Goldwag's interest in this outré subject matter grew, he tells us, from the wreckage of the World Trade Center. "When something momentous happens," he writes, "everything leading up to and away from the event seems momentous too. Even the most trivial detail seems to glow with significance. .  .  . [This] is also the point of view that cults inculcate in their followers."

This is not to say he has much sympathy for the 9/11 Truth Movement, which "stir[s] up the same feelings in [him] as the writings of Holocaust deniers." But he seems to think that conspiracy theorizing stems from a genuine, albeit misguided, attempt to impose order on a frightening, unpredictable world.

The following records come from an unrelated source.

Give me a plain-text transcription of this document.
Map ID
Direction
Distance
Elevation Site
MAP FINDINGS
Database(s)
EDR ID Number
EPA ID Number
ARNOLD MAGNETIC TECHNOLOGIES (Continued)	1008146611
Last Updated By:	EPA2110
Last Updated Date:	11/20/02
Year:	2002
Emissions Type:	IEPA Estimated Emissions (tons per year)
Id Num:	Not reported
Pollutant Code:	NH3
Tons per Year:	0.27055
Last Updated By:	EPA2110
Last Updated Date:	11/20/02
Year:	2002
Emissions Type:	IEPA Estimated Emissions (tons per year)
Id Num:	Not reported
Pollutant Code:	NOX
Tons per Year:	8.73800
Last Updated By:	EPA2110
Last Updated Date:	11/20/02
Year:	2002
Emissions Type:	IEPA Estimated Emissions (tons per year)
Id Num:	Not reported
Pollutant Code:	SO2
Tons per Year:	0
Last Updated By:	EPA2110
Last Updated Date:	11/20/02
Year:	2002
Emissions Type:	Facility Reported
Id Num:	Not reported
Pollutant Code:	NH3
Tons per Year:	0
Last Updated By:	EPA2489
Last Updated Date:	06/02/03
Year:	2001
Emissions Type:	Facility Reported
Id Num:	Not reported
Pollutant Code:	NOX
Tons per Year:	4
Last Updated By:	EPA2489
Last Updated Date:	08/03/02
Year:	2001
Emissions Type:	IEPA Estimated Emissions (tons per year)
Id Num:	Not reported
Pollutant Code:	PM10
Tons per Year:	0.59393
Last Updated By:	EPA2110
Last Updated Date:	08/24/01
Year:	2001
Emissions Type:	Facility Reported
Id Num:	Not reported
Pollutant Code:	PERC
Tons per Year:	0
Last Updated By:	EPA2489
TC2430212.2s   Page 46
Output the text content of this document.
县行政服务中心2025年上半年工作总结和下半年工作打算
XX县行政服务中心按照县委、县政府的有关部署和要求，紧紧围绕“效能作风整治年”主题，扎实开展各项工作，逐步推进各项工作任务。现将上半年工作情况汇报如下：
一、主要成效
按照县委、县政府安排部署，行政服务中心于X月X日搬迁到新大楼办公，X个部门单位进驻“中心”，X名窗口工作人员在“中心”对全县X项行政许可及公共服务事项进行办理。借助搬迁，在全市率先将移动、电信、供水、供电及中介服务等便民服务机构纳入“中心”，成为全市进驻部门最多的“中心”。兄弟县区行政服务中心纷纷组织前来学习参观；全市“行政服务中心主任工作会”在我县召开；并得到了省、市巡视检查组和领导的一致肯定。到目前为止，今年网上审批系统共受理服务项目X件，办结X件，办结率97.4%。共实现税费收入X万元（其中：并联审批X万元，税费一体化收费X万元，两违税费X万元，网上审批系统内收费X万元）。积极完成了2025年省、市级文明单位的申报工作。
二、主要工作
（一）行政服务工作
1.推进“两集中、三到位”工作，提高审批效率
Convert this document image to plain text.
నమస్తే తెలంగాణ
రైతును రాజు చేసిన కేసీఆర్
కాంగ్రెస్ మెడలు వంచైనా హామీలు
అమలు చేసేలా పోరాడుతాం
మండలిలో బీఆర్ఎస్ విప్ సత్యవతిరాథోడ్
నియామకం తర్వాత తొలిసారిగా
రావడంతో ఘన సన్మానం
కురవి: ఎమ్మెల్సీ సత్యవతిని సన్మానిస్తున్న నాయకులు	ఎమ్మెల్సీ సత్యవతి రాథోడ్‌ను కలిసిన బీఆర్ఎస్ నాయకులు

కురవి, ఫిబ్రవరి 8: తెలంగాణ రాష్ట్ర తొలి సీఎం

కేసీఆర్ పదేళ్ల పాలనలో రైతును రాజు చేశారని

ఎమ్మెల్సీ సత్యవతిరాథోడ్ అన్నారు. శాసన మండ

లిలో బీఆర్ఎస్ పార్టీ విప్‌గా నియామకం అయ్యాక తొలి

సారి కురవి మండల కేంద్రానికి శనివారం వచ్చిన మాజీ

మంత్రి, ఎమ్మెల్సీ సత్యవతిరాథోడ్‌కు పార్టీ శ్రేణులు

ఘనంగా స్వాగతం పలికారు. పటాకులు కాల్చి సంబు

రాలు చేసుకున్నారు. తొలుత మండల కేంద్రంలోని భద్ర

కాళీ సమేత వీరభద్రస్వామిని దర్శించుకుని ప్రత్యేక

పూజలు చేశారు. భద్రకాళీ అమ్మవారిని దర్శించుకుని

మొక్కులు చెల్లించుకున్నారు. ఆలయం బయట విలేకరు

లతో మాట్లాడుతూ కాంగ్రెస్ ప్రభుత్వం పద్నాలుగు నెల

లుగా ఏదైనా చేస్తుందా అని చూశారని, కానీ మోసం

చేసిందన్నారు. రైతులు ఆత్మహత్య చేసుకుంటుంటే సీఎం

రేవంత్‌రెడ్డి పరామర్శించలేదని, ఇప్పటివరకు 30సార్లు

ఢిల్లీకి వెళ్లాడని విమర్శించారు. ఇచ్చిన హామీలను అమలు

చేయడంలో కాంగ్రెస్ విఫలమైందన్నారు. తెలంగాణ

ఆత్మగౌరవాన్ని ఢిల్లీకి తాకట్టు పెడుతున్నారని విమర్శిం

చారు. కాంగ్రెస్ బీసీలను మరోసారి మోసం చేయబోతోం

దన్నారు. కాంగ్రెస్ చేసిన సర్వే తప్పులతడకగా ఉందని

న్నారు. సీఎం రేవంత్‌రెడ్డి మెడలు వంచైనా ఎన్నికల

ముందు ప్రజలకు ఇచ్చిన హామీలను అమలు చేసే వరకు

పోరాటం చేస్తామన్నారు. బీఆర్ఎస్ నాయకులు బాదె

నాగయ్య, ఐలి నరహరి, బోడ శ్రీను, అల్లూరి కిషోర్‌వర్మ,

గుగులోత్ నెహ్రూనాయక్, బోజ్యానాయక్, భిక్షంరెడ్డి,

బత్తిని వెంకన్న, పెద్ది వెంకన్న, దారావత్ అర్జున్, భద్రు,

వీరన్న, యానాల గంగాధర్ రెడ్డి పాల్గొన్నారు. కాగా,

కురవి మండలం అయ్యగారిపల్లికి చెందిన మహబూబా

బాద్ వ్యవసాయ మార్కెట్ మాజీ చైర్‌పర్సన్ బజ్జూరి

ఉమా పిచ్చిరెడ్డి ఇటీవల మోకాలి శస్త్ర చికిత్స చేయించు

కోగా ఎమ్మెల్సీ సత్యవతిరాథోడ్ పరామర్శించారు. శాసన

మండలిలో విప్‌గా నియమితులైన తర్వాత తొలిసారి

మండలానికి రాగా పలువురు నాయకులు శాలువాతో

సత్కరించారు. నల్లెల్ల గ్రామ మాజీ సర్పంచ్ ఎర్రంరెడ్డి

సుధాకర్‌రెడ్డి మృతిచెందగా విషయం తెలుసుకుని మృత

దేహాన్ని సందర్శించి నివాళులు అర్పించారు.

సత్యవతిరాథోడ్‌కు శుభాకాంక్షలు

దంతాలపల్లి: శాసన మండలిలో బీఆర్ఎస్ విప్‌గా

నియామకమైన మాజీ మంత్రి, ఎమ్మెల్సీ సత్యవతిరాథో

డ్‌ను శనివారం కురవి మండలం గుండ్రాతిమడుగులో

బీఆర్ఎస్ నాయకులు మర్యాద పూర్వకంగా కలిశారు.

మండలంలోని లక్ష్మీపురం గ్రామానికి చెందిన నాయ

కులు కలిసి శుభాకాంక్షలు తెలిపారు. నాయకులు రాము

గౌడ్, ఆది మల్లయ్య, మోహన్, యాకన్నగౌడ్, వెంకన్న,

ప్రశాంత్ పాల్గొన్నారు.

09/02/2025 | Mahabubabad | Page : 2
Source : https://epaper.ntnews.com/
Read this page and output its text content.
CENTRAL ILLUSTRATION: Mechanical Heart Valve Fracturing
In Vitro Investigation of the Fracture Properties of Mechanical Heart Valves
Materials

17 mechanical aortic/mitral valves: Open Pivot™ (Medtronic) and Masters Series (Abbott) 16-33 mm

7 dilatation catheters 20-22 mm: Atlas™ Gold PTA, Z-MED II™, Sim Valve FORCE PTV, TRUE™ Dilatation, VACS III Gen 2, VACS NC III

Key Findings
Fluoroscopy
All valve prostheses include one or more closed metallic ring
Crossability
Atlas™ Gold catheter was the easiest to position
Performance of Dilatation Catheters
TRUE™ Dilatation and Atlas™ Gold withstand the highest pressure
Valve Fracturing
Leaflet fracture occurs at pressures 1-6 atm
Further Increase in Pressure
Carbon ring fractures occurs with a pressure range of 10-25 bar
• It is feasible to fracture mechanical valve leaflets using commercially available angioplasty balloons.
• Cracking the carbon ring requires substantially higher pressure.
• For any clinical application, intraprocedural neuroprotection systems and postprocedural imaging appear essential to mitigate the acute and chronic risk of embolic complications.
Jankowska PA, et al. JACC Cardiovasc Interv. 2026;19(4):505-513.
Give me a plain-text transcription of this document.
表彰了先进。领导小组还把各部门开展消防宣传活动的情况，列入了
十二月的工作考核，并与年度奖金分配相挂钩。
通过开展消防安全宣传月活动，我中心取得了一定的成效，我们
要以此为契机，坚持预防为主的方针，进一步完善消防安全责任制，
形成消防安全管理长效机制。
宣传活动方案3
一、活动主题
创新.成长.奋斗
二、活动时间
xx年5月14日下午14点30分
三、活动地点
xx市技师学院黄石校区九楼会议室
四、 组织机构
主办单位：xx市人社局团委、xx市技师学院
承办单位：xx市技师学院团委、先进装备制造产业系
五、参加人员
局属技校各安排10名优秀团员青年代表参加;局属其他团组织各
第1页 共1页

This is a theme common to skeptical approaches to the subject, and it makes sense. The more someone professes to hate the Hidden Hand, the more likely that he wishes it were there. As Kingsley Amis wrote, "The reason Prometheus couldn't get away from his vulture was that he was keen on it, not the other way around." And anyone who's ever asked the obvious question ("Can people really believe this stuff?") should, well, ask it in earnest. The answer may be no far more frequently than Goldwag and others are willing to acknowledge. But that doesn't mean people don't wish they believed it.

Goldwag confuses the matter by lumping conspiracists and cultists in the same loony bin. He writes, "what makes a cult cultish is not so much what it espouses, but how much authority its leaders grant themselves--and how slavishly devoted to them its followers are."

What cultists and conspiracy theorists have in common is that they both believe nonsense, but that's as far as it goes. Conspiracists are anything but "slavishly devoted," even to their own "truth." Anyone who follows the "work" of the conspiracist knows that he changes his mind as often as his underwear. (Actually, in this case, that might not be the most apt analogy.) What I mean is that conspiracy theorizing is an exercise in creativity, occasionally a pathological one, but the result is nevertheless more akin to folklore than to dogma.

Pick a theory at random--crack and AIDS developed by the CIA; FEMA concentration camps; the government in thrall to extraterrestrial or demonic powers--and ask yourself why the people who purport to believe these things haven't quit their jobs at Blockbuster and GameStop and headed for the hills. After all, that's what cultists do; some of them, like Heaven's Gate, even commit suicide en masse. Why are conspiracists so comfortable living in so ghastly a reality?

Goldwag's expertly cross-referenced assemblage of strange theories, of the cults that hold them dear, and of the tenebrous groups and secret societies that are their bread and butter, holds the skeleton key: It's fun. It's fascinating. Above all, it's easy. Truth may be stranger than fiction, but it also often calls for hard work. If al Qaeda obliterated the WTC, something must be done about it--sacrifices must be made. If some unnameable and unknowable cabal is responsible, there's little one can do but sip Mountain Dew at the keyboard and blog about it.